Joe Biden is ordering the largest release of oil in history from the U.S. Strategic Petroleum Reserve and vowing to punish some fossil-fuel companies that refuse to ramp up production, in a bid to push down skyrocketing inflation amid Russian President Vladimir Putin’s war on Ukraine.
But the U.S. President said Thursday that the ultimate solution to his country’s energy woes is to decarbonize the economy, as he tried to square his short-term boost to the oil and gas supply with long-term plans to fight climate change.
Mr. Biden told reporters at the White House that he would release one million barrels of oil daily for the next six months, a total of more than 180 million barrels. The U.S. last year consumed about 20 million barrels daily. He said average gasoline prices had risen by US$0.90 a gallon, or US$0.25 a litre, since the start of the year.
“Putin’s war is imposing a cost on America and our allies and democracies around the world,” Mr. Biden said. “Your family budget to fill a tank, none of it should hinge on whether a dictator declares war.”
Mr. Biden also called on Congress to impose a “use it or lose it” policy on oil and gas companies that hold drilling permits on federal land. Companies should pay financial penalties for every unused lease as an incentive to produce more, he said.
“Some companies have been pretty blunt: They don’t want to increase supply because Putin’s price hike means higher profits,” the President said. “I say enough. Enough of lavishing excessive profits on investors and payouts and buybacks when the American people are watching, when the world is watching.”

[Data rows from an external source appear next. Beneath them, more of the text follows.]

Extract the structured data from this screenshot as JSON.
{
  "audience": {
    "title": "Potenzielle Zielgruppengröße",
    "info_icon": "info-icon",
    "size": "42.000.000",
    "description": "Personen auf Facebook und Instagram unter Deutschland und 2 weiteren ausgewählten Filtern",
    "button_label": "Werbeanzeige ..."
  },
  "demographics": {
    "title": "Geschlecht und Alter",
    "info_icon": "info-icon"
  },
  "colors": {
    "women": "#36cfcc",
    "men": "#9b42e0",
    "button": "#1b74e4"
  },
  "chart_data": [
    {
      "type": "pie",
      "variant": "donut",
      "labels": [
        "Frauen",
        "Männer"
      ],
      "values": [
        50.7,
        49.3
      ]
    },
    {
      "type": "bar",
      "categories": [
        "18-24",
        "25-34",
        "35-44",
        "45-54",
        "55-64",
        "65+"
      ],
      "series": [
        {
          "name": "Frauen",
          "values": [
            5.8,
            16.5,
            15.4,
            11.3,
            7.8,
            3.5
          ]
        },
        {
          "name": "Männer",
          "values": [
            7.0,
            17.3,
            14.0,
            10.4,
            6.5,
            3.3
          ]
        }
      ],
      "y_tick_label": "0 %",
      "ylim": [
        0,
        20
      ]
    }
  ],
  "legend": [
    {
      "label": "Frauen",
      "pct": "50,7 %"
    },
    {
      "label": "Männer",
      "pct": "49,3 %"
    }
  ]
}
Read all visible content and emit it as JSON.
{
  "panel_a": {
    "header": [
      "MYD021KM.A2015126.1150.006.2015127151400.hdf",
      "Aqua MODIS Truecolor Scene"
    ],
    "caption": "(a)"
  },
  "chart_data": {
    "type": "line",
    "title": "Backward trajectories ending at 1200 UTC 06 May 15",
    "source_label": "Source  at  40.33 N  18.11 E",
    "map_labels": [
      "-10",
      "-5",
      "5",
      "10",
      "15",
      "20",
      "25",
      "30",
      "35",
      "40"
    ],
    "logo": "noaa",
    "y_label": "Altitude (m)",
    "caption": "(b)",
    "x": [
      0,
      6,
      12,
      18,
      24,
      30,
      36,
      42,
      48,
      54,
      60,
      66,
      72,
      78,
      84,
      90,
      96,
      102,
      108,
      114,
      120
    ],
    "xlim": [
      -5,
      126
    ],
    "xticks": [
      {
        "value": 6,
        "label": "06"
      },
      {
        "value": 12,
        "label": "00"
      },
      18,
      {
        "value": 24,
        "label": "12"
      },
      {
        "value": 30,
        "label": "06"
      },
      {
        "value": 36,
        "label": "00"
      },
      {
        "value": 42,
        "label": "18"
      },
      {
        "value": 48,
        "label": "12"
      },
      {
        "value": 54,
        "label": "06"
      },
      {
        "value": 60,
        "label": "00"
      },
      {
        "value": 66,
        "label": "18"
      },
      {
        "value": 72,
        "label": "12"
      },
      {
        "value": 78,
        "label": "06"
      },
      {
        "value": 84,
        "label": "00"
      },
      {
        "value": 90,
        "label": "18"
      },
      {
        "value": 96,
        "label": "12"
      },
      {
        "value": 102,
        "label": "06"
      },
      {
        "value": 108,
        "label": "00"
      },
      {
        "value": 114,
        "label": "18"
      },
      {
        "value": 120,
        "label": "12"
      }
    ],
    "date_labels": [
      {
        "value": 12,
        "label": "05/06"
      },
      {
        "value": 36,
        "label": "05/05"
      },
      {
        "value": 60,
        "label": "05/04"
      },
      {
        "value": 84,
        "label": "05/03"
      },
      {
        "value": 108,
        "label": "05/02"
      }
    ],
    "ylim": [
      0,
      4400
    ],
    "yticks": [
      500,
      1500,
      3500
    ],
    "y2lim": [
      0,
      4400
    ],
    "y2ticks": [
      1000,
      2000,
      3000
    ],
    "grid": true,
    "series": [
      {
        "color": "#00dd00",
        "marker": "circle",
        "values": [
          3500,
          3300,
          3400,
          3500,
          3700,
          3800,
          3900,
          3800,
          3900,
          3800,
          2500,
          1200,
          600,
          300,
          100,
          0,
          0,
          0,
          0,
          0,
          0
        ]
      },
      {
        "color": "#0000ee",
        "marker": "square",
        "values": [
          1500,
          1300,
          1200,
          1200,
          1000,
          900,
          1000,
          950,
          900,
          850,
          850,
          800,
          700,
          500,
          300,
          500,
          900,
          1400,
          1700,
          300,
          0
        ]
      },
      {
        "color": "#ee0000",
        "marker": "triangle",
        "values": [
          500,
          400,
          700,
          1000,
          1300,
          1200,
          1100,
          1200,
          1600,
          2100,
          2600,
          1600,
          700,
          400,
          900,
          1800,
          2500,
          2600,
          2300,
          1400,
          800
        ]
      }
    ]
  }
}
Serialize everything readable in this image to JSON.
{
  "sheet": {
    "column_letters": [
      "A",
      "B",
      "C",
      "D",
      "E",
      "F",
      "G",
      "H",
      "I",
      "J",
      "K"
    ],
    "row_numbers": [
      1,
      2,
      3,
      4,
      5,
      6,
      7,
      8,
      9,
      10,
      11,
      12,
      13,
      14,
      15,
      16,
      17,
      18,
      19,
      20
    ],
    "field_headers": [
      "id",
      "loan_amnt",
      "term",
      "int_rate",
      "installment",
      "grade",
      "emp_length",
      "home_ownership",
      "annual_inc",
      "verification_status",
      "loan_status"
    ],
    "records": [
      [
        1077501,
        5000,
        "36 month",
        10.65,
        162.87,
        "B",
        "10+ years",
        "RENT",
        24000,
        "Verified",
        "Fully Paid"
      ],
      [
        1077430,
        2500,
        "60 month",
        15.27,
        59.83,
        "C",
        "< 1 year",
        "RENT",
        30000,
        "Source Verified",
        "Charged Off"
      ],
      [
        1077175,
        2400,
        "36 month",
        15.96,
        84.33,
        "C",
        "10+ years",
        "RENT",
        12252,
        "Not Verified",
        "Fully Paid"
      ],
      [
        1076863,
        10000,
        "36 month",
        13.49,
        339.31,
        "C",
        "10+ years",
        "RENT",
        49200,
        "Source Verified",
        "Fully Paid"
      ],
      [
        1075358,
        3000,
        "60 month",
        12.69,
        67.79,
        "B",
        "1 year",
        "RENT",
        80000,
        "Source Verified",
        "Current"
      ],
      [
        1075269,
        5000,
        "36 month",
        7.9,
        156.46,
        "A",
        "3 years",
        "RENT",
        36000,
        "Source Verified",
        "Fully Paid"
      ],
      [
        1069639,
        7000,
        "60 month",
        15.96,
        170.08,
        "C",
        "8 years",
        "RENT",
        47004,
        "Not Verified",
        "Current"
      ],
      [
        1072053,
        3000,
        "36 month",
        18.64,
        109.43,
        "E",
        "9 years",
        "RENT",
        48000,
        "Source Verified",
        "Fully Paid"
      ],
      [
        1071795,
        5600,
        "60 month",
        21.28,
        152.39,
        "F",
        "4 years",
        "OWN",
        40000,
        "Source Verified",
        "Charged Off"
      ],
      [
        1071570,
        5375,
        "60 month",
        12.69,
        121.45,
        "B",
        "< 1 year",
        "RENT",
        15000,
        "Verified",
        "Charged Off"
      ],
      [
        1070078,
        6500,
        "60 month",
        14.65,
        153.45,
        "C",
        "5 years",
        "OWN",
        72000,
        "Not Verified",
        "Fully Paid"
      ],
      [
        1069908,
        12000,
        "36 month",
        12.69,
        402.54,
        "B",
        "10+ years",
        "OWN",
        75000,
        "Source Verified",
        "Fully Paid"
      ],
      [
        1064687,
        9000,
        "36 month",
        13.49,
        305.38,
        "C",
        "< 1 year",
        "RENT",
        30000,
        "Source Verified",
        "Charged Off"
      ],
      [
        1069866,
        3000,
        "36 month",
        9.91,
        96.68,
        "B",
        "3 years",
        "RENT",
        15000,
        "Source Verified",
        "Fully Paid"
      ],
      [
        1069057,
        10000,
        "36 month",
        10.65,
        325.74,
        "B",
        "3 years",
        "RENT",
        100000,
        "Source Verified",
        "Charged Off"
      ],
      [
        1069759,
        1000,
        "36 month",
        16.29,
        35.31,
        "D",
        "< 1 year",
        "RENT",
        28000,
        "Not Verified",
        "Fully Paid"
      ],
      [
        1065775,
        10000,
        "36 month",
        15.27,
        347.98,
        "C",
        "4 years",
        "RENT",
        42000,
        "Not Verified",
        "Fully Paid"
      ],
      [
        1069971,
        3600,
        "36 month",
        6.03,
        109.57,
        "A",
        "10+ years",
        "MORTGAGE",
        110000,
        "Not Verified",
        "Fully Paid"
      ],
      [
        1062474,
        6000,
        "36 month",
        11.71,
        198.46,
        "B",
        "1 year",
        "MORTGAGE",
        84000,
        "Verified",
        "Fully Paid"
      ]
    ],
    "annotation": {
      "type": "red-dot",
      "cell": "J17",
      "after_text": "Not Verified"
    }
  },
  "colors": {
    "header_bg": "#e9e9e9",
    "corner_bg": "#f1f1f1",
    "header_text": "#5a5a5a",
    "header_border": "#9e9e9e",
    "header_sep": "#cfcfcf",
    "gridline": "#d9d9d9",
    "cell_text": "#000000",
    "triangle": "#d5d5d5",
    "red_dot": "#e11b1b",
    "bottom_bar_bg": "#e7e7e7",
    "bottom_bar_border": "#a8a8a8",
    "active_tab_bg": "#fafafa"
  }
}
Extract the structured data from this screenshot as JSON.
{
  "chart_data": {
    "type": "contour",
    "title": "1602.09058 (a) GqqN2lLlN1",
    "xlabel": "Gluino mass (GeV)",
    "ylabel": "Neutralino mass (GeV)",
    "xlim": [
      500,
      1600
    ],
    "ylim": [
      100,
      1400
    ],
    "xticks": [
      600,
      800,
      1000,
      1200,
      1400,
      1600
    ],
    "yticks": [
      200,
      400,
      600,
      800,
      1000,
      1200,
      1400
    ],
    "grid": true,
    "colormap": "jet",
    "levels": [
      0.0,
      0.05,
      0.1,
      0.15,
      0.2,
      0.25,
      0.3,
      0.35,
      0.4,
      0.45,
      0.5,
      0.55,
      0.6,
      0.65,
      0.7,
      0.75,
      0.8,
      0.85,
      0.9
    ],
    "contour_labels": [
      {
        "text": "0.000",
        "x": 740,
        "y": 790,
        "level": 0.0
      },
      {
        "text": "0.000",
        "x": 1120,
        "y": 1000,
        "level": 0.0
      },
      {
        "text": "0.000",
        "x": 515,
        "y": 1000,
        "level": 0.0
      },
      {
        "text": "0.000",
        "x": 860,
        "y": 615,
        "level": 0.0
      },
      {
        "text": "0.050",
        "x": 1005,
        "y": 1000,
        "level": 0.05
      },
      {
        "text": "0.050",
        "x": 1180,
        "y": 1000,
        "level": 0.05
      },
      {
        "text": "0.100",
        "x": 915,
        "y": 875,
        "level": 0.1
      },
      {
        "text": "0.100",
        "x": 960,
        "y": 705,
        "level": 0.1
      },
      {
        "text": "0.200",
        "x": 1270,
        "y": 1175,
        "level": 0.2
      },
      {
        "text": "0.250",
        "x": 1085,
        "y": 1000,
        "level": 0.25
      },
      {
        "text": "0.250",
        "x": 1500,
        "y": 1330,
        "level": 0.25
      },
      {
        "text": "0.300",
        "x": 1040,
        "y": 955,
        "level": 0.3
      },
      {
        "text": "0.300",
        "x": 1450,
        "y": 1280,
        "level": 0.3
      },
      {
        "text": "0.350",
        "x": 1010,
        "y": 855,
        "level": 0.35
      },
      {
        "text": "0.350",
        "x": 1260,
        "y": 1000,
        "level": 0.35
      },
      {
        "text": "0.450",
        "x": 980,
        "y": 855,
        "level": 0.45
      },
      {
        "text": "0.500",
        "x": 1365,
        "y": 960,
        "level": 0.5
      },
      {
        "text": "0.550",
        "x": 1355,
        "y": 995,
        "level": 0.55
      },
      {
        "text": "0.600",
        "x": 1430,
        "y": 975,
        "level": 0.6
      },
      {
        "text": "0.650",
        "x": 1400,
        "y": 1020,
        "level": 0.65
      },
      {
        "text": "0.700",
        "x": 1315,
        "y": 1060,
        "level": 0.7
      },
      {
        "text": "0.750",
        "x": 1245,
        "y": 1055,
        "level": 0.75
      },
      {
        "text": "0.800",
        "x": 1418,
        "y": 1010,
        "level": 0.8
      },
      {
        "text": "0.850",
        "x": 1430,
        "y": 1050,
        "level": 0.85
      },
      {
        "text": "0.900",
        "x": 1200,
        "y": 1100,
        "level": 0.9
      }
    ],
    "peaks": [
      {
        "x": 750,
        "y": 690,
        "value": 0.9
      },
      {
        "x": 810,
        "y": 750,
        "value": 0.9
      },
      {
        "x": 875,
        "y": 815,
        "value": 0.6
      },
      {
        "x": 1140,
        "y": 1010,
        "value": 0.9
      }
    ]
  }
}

The country has been hammered since last fall by the highest inflation rates in four decades. Russia’s invasion of Ukraine has further pushed up oil and gas prices. The U.S. and Canada have both imposed embargoes on Russian oil and petroleum products.
The higher prices have translated into both pain at the pump for American drivers and increased costs for companies. Mr. Biden faces tough midterm congressional elections later this year, in which his Democratic Party is trailing the Republicans in polls and risks losing control of both houses of Congress.
The price of West Texas Intermediate crude, the North American benchmark, slipped on Thursday in the face of the announcement. Stocks in oil companies, however, rose – signalling that the market realizes the drop in prices will be only temporary, said Laura Lau, chief investment officer with Brompton Group.
“It’s kind of a last-ditch attempt to try and bring oil prices down,” she said. “It is definitely very political.”
Oil prices are high enough to signal to producers that they should increase their output, she said, and the U.S. market has already seen a slight uptick in supply.
Mr. Biden tried to blunt environmental criticism of his push for more oil and gas drilling by emphasizing that his larger goal is still a transition to cleaner energy. “We need to choose long-term security over energy and climate vulnerability,” he said. “Ultimately, we and the whole world need to reduce our dependence on fossil fuels.”
The President signed an executive order Thursday securing production of critical minerals used in high-capacity batteries, in a bid to reduce U.S. reliance on Chinese supply. He also touted tighter energy-efficiency standards for home appliances and billions of dollars of spending to retrofit older buildings.
Mr. Biden has already rejected calls from Republicans that he reverse his moratorium on new drilling leases on federal land and from Canada that he rescind his cancellation of the Keystone XL pipeline. The White House has said that it is looking only for short-term supplies, not to build long-term oil and gas infrastructure.
Canada is already eyeing a 5S-per-cent boost in oil exports to the U.S., in a bid to help replace some of the supply that would otherwise have come from Russia. There is no Canadian equivalent to the U.S.’s Strategic Petroleum Reserve, which stores oil in Texas and Louisiana to be released to shore up markets, meaning Ottawa has limited ability to order immediate supply increases.
The U.S. fossil-fuel industry pushed back at Mr. Biden’s demands Thursday, contending that the obstacle to ramping up production was government red tape and not corporate greed.
“American energy companies have paid significant funds for leases and have every incentive to produce energy where they can. However, it takes years and many permits to explore for energy and even then, not every well drilled on a federal lease is ultimately suitable for energy production,” Marty Durbin of the U.S. Chamber of Commerce said in a statement.
Anne Bradbury, CEO of oil and gas trade association AXPC, said pulling crude from reserves would not lower prices in the long term, “and may even do more harm than good.”
“The better approach to help alleviate rising energy prices is to focus on supporting domestic production of oil and natural gas,” she said in a statement.
OPEC and allied oil producers, meanwhile, signalled Thursday that the U.S. cannot look to them for help. They decided to continue ramping up production slowly, adding 432,000 barrels a day in May, only a small increase from 400,000 barrels in earlier months.
In a bid to get more oil fast, the U.S. had previously asked Saudi Arabia and Venezuela to increase production quickly, to no avail. These moves drew fire for Mr. Biden, who has previously criticized human-rights abuses by authoritarian regimes in those countries.